“There’s a certain uneasiness to the Toadies,” says Vaden Todd Lewis,
succinctly and accurately describing his band—quite a trick. The Texas band
is, at its core, just a raw, commanding rock band. Imagine an ebony sphere
with a corona that radiates impossibly darker, and a brilliant circular sliver of
light around that. It’s nebulous, but strangely distinct—and, shall we say
incorrect. Or, as Lewis says, “wrong.”
“Things are done a little askew [in the Toadies],” he says, searching for the
right words. “There’s just something wrong with it that’s just really cool… and
unique in a slightly uncomfortable way.”
This sick, twisted essence was first exemplified on the band’s 1994 debut,
Rubberneck (Interscope). An intense, swirling vortex of guitar rock built
around Lewis’s “wrong” songs—like the smash single “Possum Kingdom,”
subject to as much speculation as what’s in the Pulp Fiction briefcase, it
rocketed to platinum status on the strength of that and two other singles,
“Tyler” and “Away.” Its success was due to the Toadies’ organic sound and
all-encompassing style, which they aimed to continue on their next album.
Perhaps in keeping with the uneasy vibe, that success didn’t translate to
label support when the Toadies submitted their second album, Feeler.
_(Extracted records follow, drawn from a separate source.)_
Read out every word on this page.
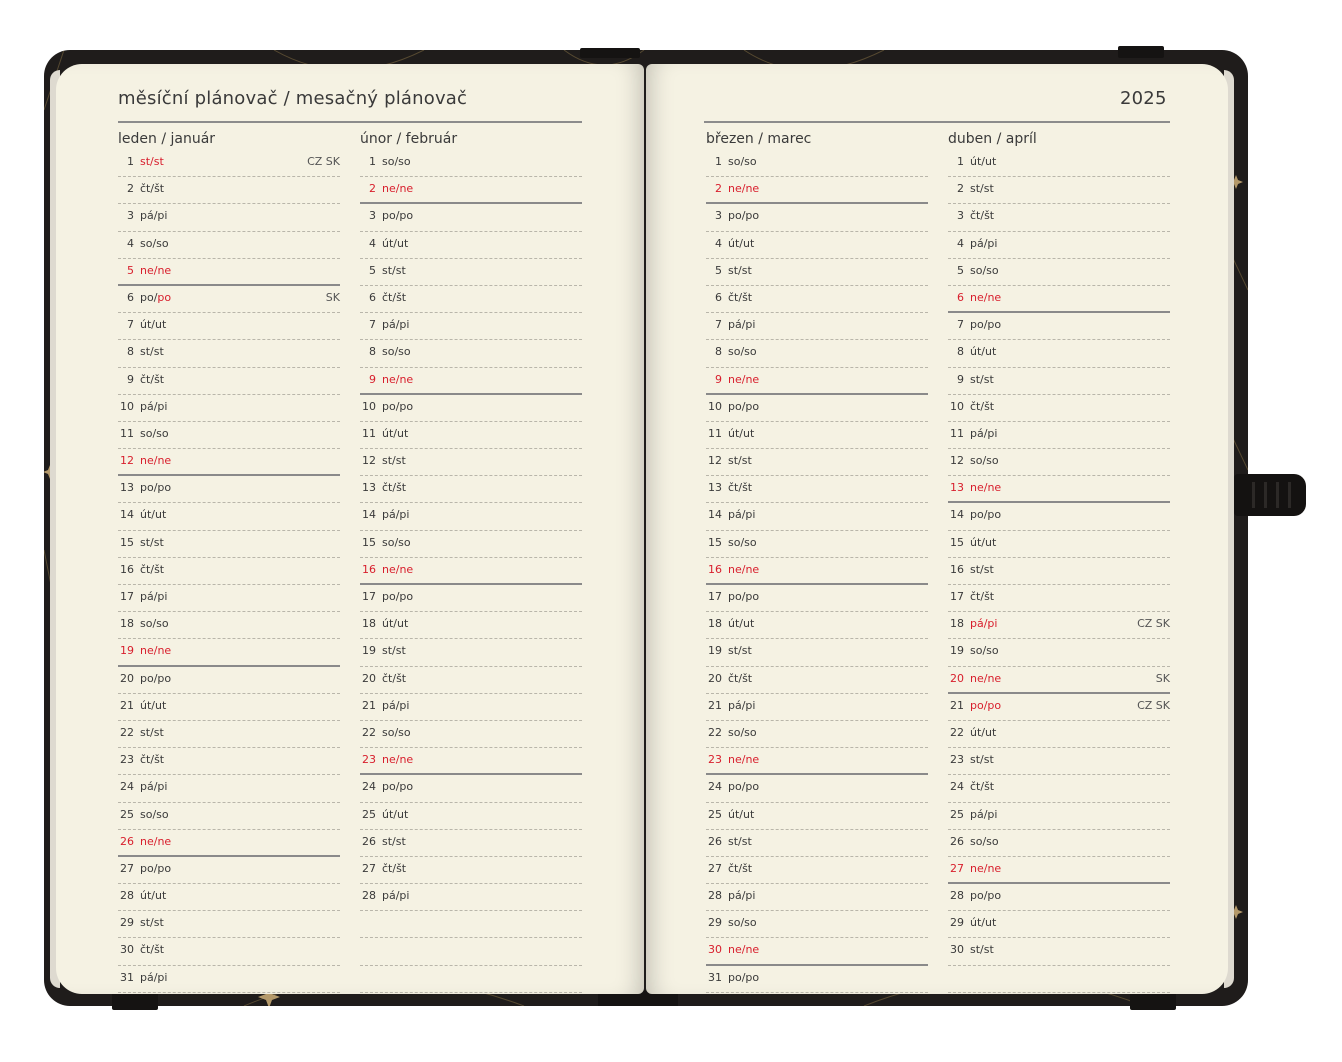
měsíční plánovač / mesačný plánovač	2025
leden / január
1 st/st	CZ SK
2 čt/št
3 pá/pi
4 so/so
5 ne/ne
6 po/po	SK
7 út/ut
8 st/st
9 čt/št
10 pá/pi
11 so/so
12 ne/ne
13 po/po
14 út/ut
15 st/st
16 čt/št
17 pá/pi
18 so/so
19 ne/ne
20 po/po
21 út/ut
22 st/st
23 čt/št
24 pá/pi
25 so/so
26 ne/ne
27 po/po
28 út/ut
29 st/st
30 čt/št
31 pá/pi
únor / február
1 so/so
2 ne/ne
3 po/po
4 út/ut
5 st/st
6 čt/št
7 pá/pi
8 so/so
9 ne/ne
10 po/po
11 út/ut
12 st/st
13 čt/št
14 pá/pi
15 so/so
16 ne/ne
17 po/po
18 út/ut
19 st/st
20 čt/št
21 pá/pi
22 so/so
23 ne/ne
24 po/po
25 út/ut
26 st/st
27 čt/št
28 pá/pi
březen / marec
1 so/so
2 ne/ne
3 po/po
4 út/ut
5 st/st
6 čt/št
7 pá/pi
8 so/so
9 ne/ne
10 po/po
11 út/ut
12 st/st
13 čt/št
14 pá/pi
15 so/so
16 ne/ne
17 po/po
18 út/ut
19 st/st
20 čt/št
21 pá/pi
22 so/so
23 ne/ne
24 po/po
25 út/ut
26 st/st
27 čt/št
28 pá/pi
29 so/so
30 ne/ne
31 po/po
duben / apríl
1 út/ut
2 st/st
3 čt/št
4 pá/pi
5 so/so
6 ne/ne
7 po/po
8 út/ut
9 st/st
10 čt/št
11 pá/pi
12 so/so
13 ne/ne
14 po/po
15 út/ut
16 st/st
17 čt/št
18 pá/pi	CZ SK
19 so/so
20 ne/ne	SK
21 po/po	CZ SK
22 út/ut
23 st/st
24 čt/št
25 pá/pi
26 so/so
27 ne/ne
28 po/po
29 út/ut
30 st/st
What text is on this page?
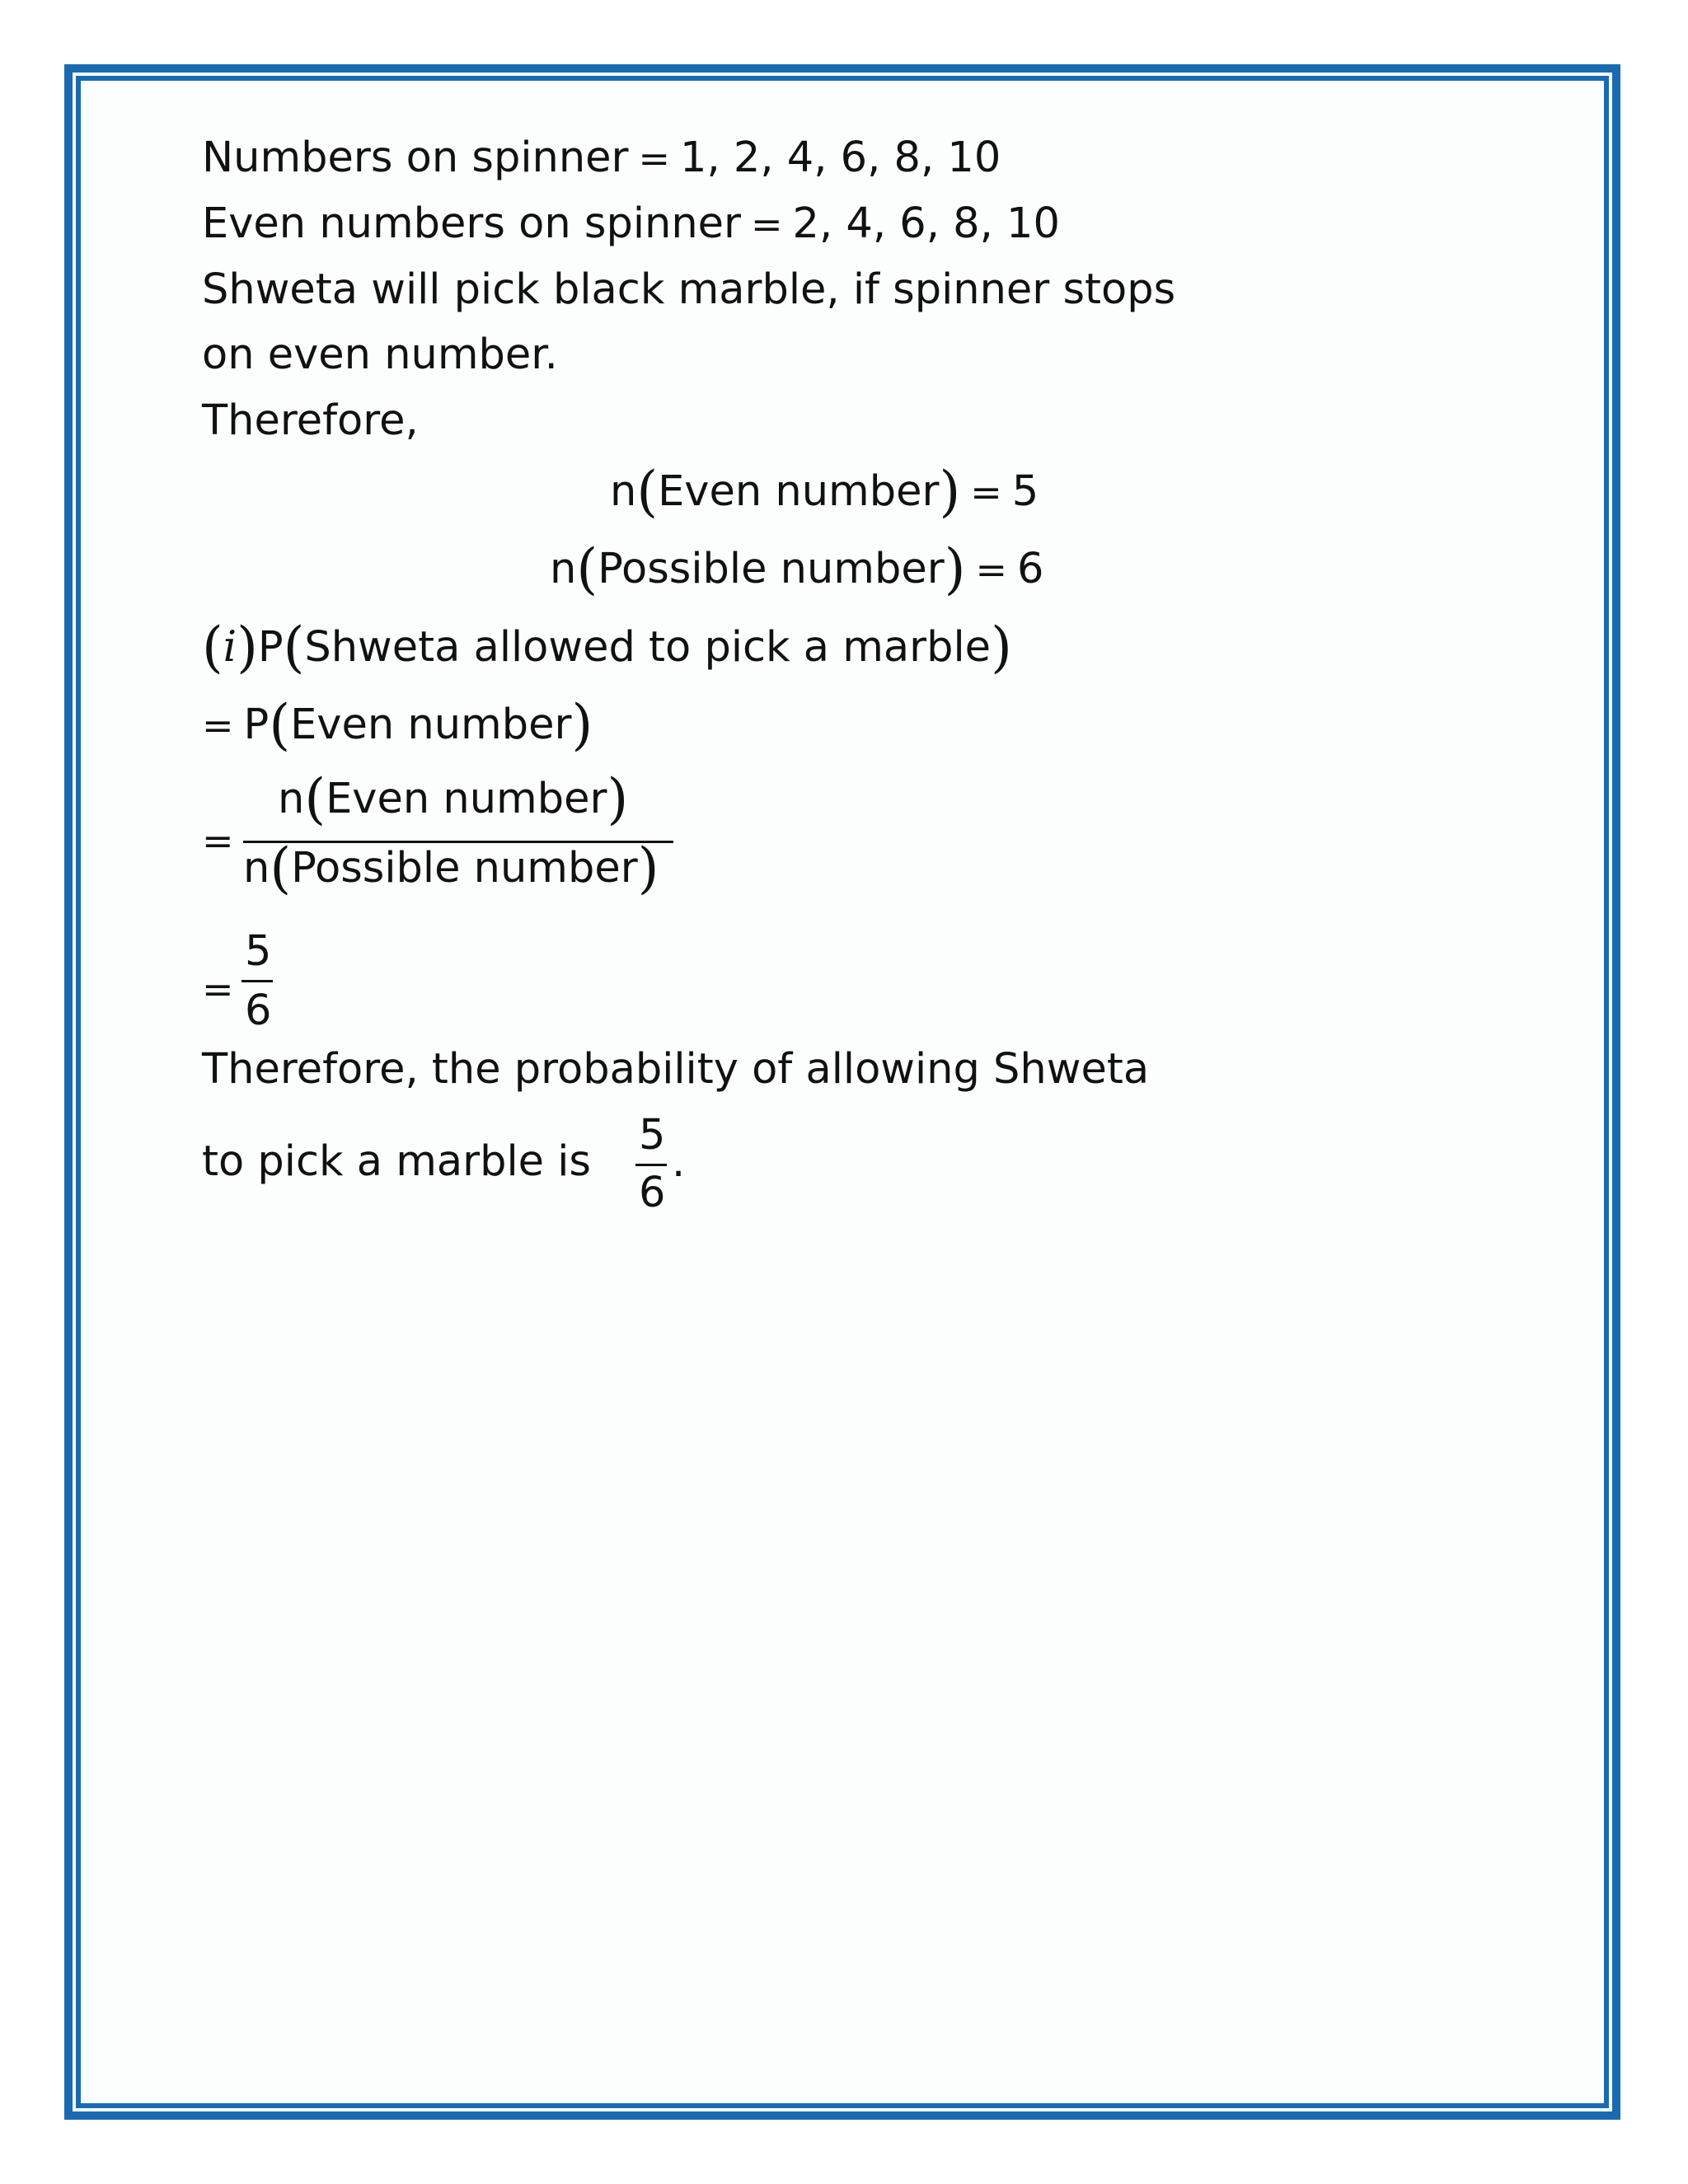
Numbers on spinner = 1, 2, 4, 6, 8, 10
Even numbers on spinner = 2, 4, 6, 8, 10
Shweta will pick black marble, if spinner stops
on even number.
Therefore,
n(Even number) = 5
n(Possible number) = 6
(i)P(Shweta allowed to pick a marble)
= P(Even number)
=
n(Even number)
n(Possible number)
=
5
6
Therefore, the probability of allowing Shweta
to pick a marble is
5
6
.
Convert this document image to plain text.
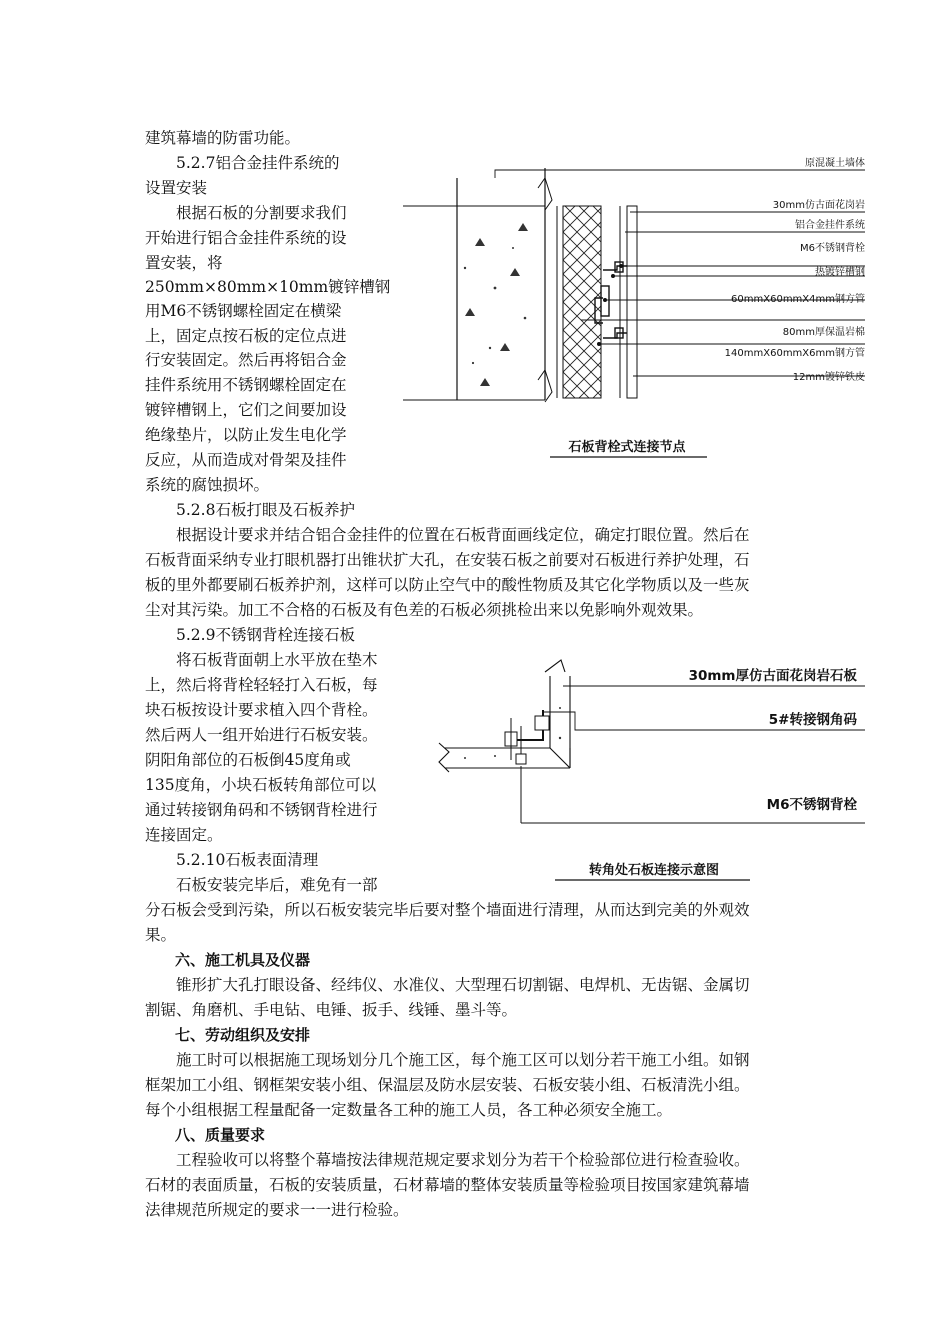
建筑幕墙的防雷功能。
　　5.2.7铝合金挂件系统的
设置安装
　　根据石板的分割要求我们
开始进行铝合金挂件系统的设
置安装，将
250mm×80mm×10mm镀锌槽钢
用M6不锈钢螺栓固定在横梁
上，固定点按石板的定位点进
行安装固定。然后再将铝合金
挂件系统用不锈钢螺栓固定在
镀锌槽钢上，它们之间要加设
绝缘垫片，以防止发生电化学
反应，从而造成对骨架及挂件
系统的腐蚀损坏。
　　5.2.8石板打眼及石板养护
原混凝土墙体
30mm仿古面花岗岩
铝合金挂件系统
M6不锈钢背栓
热镀锌槽钢
60mmX60mmX4mm钢方管
80mm厚保温岩棉
140mmX60mmX6mm钢方管
12mm镀锌铁皮
石板背栓式连接节点
　　根据设计要求并结合铝合金挂件的位置在石板背面画线定位，确定打眼位置。然后在
石板背面采纳专业打眼机器打出锥状扩大孔，在安装石板之前要对石板进行养护处理，石
板的里外都要刷石板养护剂，这样可以防止空气中的酸性物质及其它化学物质以及一些灰
尘对其污染。加工不合格的石板及有色差的石板必须挑检出来以免影响外观效果。
　　5.2.9不锈钢背栓连接石板
　　将石板背面朝上水平放在垫木
上，然后将背栓轻轻打入石板，每
块石板按设计要求植入四个背栓。
然后两人一组开始进行石板安装。
阴阳角部位的石板倒45度角或
135度角，小块石板转角部位可以
通过转接钢角码和不锈钢背栓进行
连接固定。
　　5.2.10石板表面清理
　　石板安装完毕后，难免有一部
30mm厚仿古面花岗岩石板
5#转接钢角码
M6不锈钢背栓
转角处石板连接示意图
分石板会受到污染，所以石板安装完毕后要对整个墙面进行清理，从而达到完美的外观效
果。
　　六、施工机具及仪器
　　锥形扩大孔打眼设备、经纬仪、水准仪、大型理石切割锯、电焊机、无齿锯、金属切
割锯、角磨机、手电钻、电锤、扳手、线锤、墨斗等。
　　七、劳动组织及安排
　　施工时可以根据施工现场划分几个施工区，每个施工区可以划分若干施工小组。如钢
框架加工小组、钢框架安装小组、保温层及防水层安装、石板安装小组、石板清洗小组。
每个小组根据工程量配备一定数量各工种的施工人员，各工种必须安全施工。
　　八、质量要求
　　工程验收可以将整个幕墙按法律规范规定要求划分为若干个检验部位进行检查验收。
石材的表面质量，石板的安装质量，石材幕墙的整体安装质量等检验项目按国家建筑幕墙
法律规范所规定的要求一一进行检验。
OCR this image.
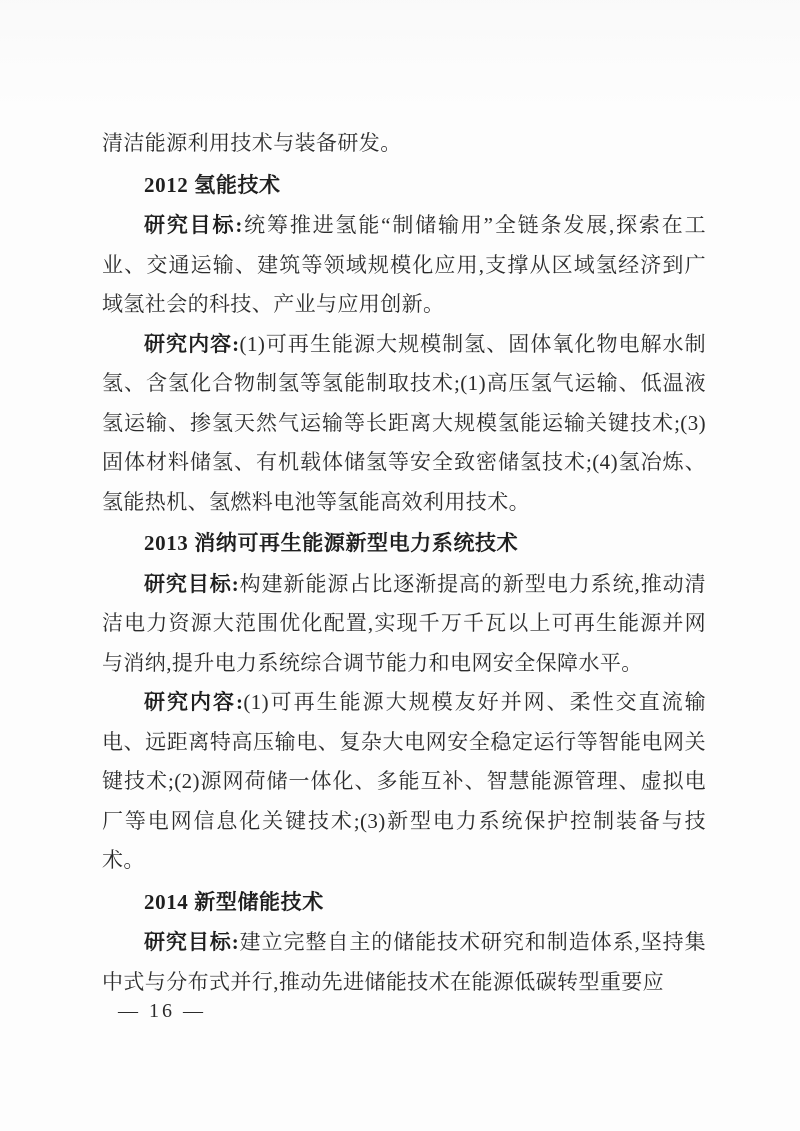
清洁能源利用技术与装备研发。

2012 氢能技术

研究目标:统筹推进氢能“制储输用”全链条发展,探索在工业、交通运输、建筑等领域规模化应用,支撑从区域氢经济到广域氢社会的科技、产业与应用创新。

研究内容:(1)可再生能源大规模制氢、固体氧化物电解水制氢、含氢化合物制氢等氢能制取技术;(1)高压氢气运输、低温液氢运输、掺氢天然气运输等长距离大规模氢能运输关键技术;(3)固体材料储氢、有机载体储氢等安全致密储氢技术;(4)氢冶炼、氢能热机、氢燃料电池等氢能高效利用技术。

2013 消纳可再生能源新型电力系统技术

研究目标:构建新能源占比逐渐提高的新型电力系统,推动清洁电力资源大范围优化配置,实现千万千瓦以上可再生能源并网与消纳,提升电力系统综合调节能力和电网安全保障水平。

研究内容:(1)可再生能源大规模友好并网、柔性交直流输电、远距离特高压输电、复杂大电网安全稳定运行等智能电网关键技术;(2)源网荷储一体化、多能互补、智慧能源管理、虚拟电厂等电网信息化关键技术;(3)新型电力系统保护控制装备与技术。

2014 新型储能技术

研究目标:建立完整自主的储能技术研究和制造体系,坚持集中式与分布式并行,推动先进储能技术在能源低碳转型重要应

— 16 —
Perhaps aptly, things in general just went wrong. It was the classic, cruel
story: the label didn’t ‘get’ it. “These were the songs we played live,” says
Rez. “It was pretty eclectic… different styles of heavy rock music—some fast,
heavy punk rock songs and some slower, kinda mid-tempo stuff. I’ve never
really been able to figure out what the beef was.”